CRISPR has also been incorporated into inducible systems to restrict when the gene editing occurs during behavioral experiments. Using these systems, it is possible to induce a CRISPR-based manipulation during a specific phase of memory formation, for example. There are two primary methods for temporally restricting Cas9: incorporation into a Tet-On (or Tet-Off) system or using light-sensitive effectors. In the Tet-On system, a transgene coding for Cas9/dCas9 and any necessary effector domains are placed under the control of doxycycline, so that exposure to doxycycline (or removal of Dox in the Tet-Off system) drives transcription of the CRISPR system (Cao et al., 2016). As with other Tet-based systems (see Figure 2), activity-regulated promoters like Arc or cFos can be used to express the tTA or rtTA gene, limiting expression of Cas9/dCas9 to cells activated by stimulation during the “active” window. Thus, the CRISPR system can be used to delete, inhibit, or activate a gene selectively in cells activated by a specific event, such as a training session.

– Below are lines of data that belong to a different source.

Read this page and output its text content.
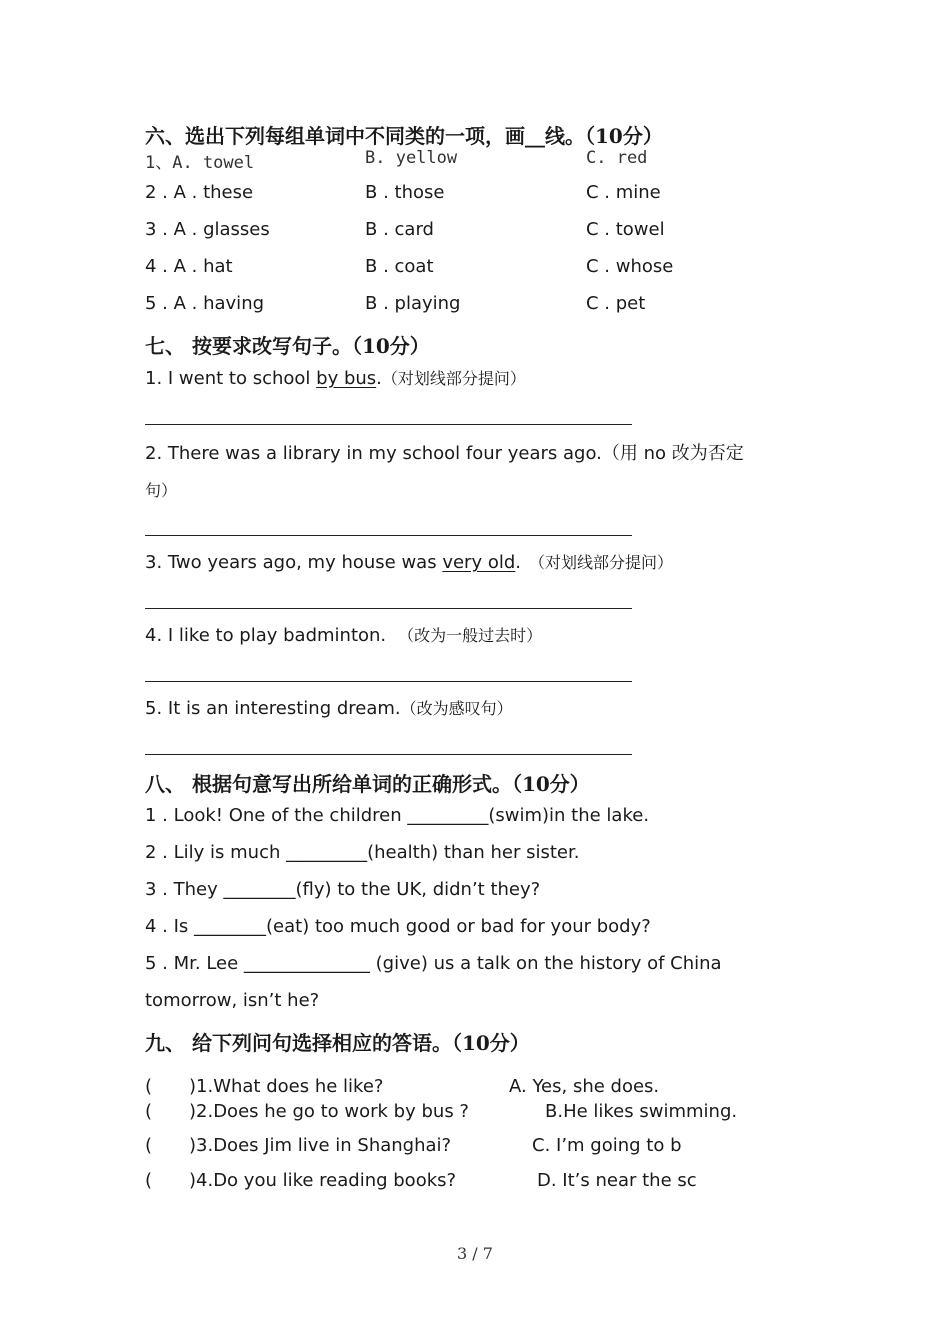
六、选出下列每组单词中不同类的一项，画__线。（10分）
1、A. towel	B. yellow	C. red
2 . A . these	B . those	C . mine
3 . A . glasses	B . card	C . towel
4 . A . hat	B . coat	C . whose
5 . A . having	B . playing	C . pet
七、 按要求改写句子。（10分）
1. I went to school by bus.（对划线部分提问）
2. There was a library in my school four years ago.（用 no 改为否定
句）
3. Two years ago, my house was very old. （对划线部分提问）
4. I like to play badminton. （改为一般过去时）
5. It is an interesting dream.（改为感叹句）
八、 根据句意写出所给单词的正确形式。（10分）
1 . Look! One of the children _________(swim)in the lake.
2 . Lily is much _________(health) than her sister.
3 . They ________(fly) to the UK, didn’t they?
4 . Is ________(eat) too much good or bad for your body?
5 . Mr. Lee ______________ (give) us a talk on the history of China
tomorrow, isn’t he?
九、 给下列问句选择相应的答语。（10分）
( )1.What does he like?	A. Yes, she does.
( )2.Does he go to work by bus ?	B.He likes swimming.
( )3.Does Jim live in Shanghai?	C. I’m going to b
( )4.Do you like reading books?	D. It’s near the sc
3 / 7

A second type of inducible CRISPR uses a light-sensitive effector domain that can be activated with light stimulation, allowing for even more fine temporal control over gene expression. In the most popular of these systems, light-activated CRISPR effector (LACE), the blue light-sensitive cryptochrome 2 (CRY2) protein is fused to an effector domain (VP64 or p65) that can promote transcription upon binding to CIB1, which is fused to the dCas9. In the absence of light, the CRY2-effector fusion is unable to bind CIB1. When exposed to blue light, however, CRY2 undergoes a reversible conformational change that allows it to bind CIB1, scaffolding the effector domain to the target gene to induce its transcription (Nihongaki et al., 2015; Polstein and Gersbach, 2015). LACE therefore allows rapid and reversible activation of a gene during behavior.

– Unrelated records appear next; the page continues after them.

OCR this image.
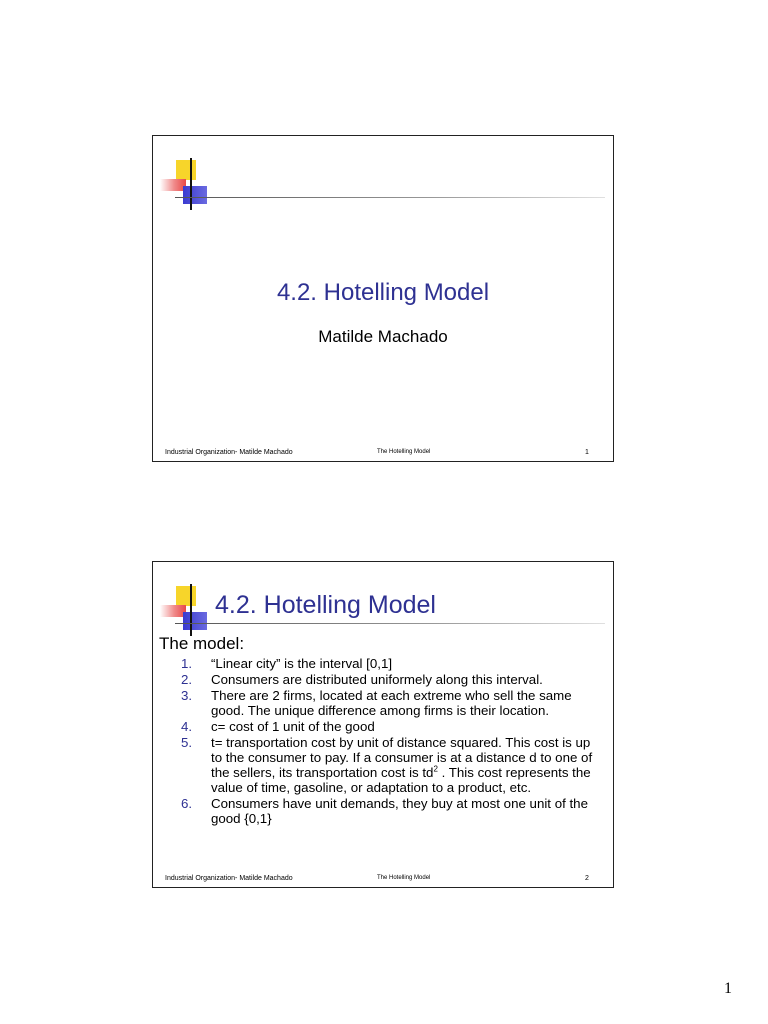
4.2. Hotelling Model
Matilde Machado
Industrial Organization- Matilde Machado	The Hotelling Model	1
4.2. Hotelling Model
The model:
1. “Linear city” is the interval [0,1]
2. Consumers are distributed uniformely along this interval.
3. There are 2 firms, located at each extreme who sell the same good. The unique difference among firms is their location.
4. c= cost of 1 unit of the good
5. t= transportation cost by unit of distance squared. This cost is up to the consumer to pay. If a consumer is at a distance d to one of the sellers, its transportation cost is $td^2$ . This cost represents the value of time, gasoline, or adaptation to a product, etc.
6. Consumers have unit demands, they buy at most one unit of the good {0,1}
Industrial Organization- Matilde Machado	The Hotelling Model	2
1
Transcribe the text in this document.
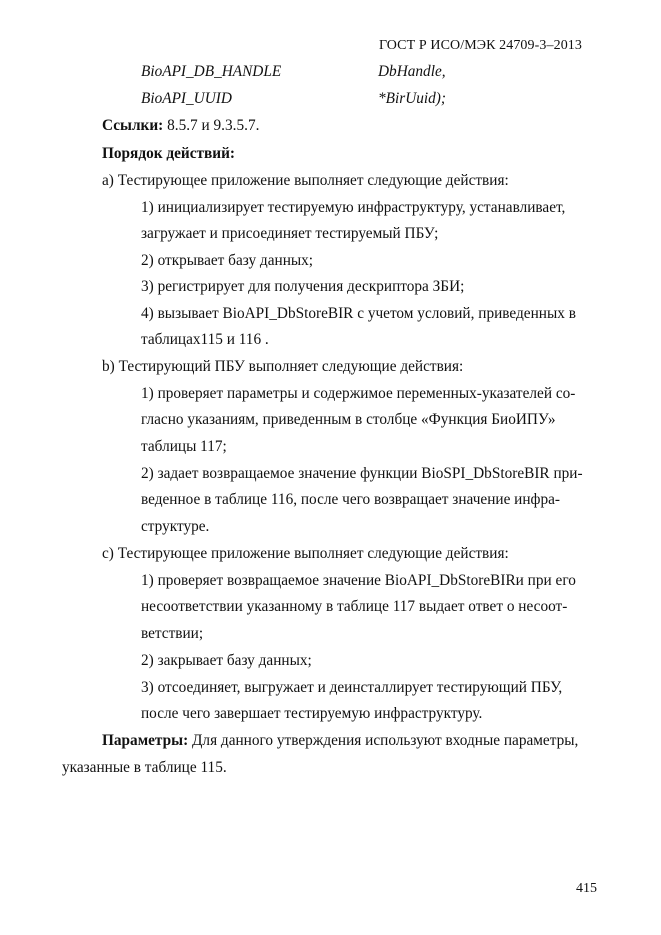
ГОСТ Р ИСО/МЭК 24709-3–2013
BioAPI_DB_HANDLE	DbHandle,
BioAPI_UUID	*BirUuid);
Ссылки: 8.5.7 и 9.3.5.7.
Порядок действий:
а) Тестирующее приложение выполняет следующие действия:
1) инициализирует тестируемую инфраструктуру, устанавливает,
загружает и присоединяет тестируемый ПБУ;
2) открывает базу данных;
3) регистрирует для получения дескриптора ЗБИ;
4) вызывает BioAPI_DbStoreBIR с учетом условий, приведенных в
таблицах115 и 116 .
b) Тестирующий ПБУ выполняет следующие действия:
1) проверяет параметры и содержимое переменных-указателей со-
гласно указаниям, приведенным в столбце «Функция БиоИПУ»
таблицы 117;
2) задает возвращаемое значение функции BioSPI_DbStoreBIR при-
веденное в таблице 116, после чего возвращает значение инфра-
структуре.
с) Тестирующее приложение выполняет следующие действия:
1) проверяет возвращаемое значение BioAPI_DbStoreBIRи при его
несоответствии указанному в таблице 117 выдает ответ о несоот-
ветствии;
2) закрывает базу данных;
3) отсоединяет, выгружает и деинсталлирует тестирующий ПБУ,
после чего завершает тестируемую инфраструктуру.
Параметры: Для данного утверждения используют входные параметры,
указанные в таблице 115.
415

As CRISPR technology continues to improve, the list of questions that can be experimentally addressed also continues to expand. For example, until very recently it was not possible to determine whether epigenetic modifications at a specific gene during memory formation affected its expression and ultimate effects on memory (Heller et al., 2014). Clever systems now combine dCas9 with epigenetic modifiers, allowing the researcher to direct site-specific chromatin modifications during behavior by scaffolding a chromatin-modifying enzyme to a specific gene promoter. In theory, this method could be used to “open” or “close” chromatin at a specific locus, allowing the endogenous transcriptional machinery to produce physiologically relevant expression of a specific gene under either permissive or restrictive chromatin conditions, respectively. Whether this system can be successfully used to modify chromatin in vivo during behavior and, if so, whether these precise chromatin modifications are sufficient to improve or impair memory remains to be seen. CRISPR systems will continue to grow more sophisticated as Cas9 gets incorporated into existing systems of “tagging” active neurons, such as the TRAP system (Fig. 3B) and new tools, such as light-sensitive CRISPR-based interference, are developed. The addition of CRISPR into the neuroscientist’s toolkit has given us the ability to make precise manipulations that were once inaccessible, opening the door to answering incredibly detailed questions about the causal role of genetic and epigenetic modifications in altering behavior in vivo.

Conclusions

As genetic manipulations become more common and more sophisticated, neuroscientists can answer increasingly detailed questions about the role of different genetic and epigenetic mechanisms in brain function. In addition to time-tested techniques like gene knockouts and knock-ins, more recent tools, including CRISPR-Cas9, are now available to manipulate specific genes in spatially- and temporally-specific systems. Neuroscientists can now probe the function of a specific gene within a desired circuit at a specific point in time, such as during a learning event. With this powerful, ever-expanding toolkit available to us, neuroscientists are poised to drastically advance our understanding of brain function.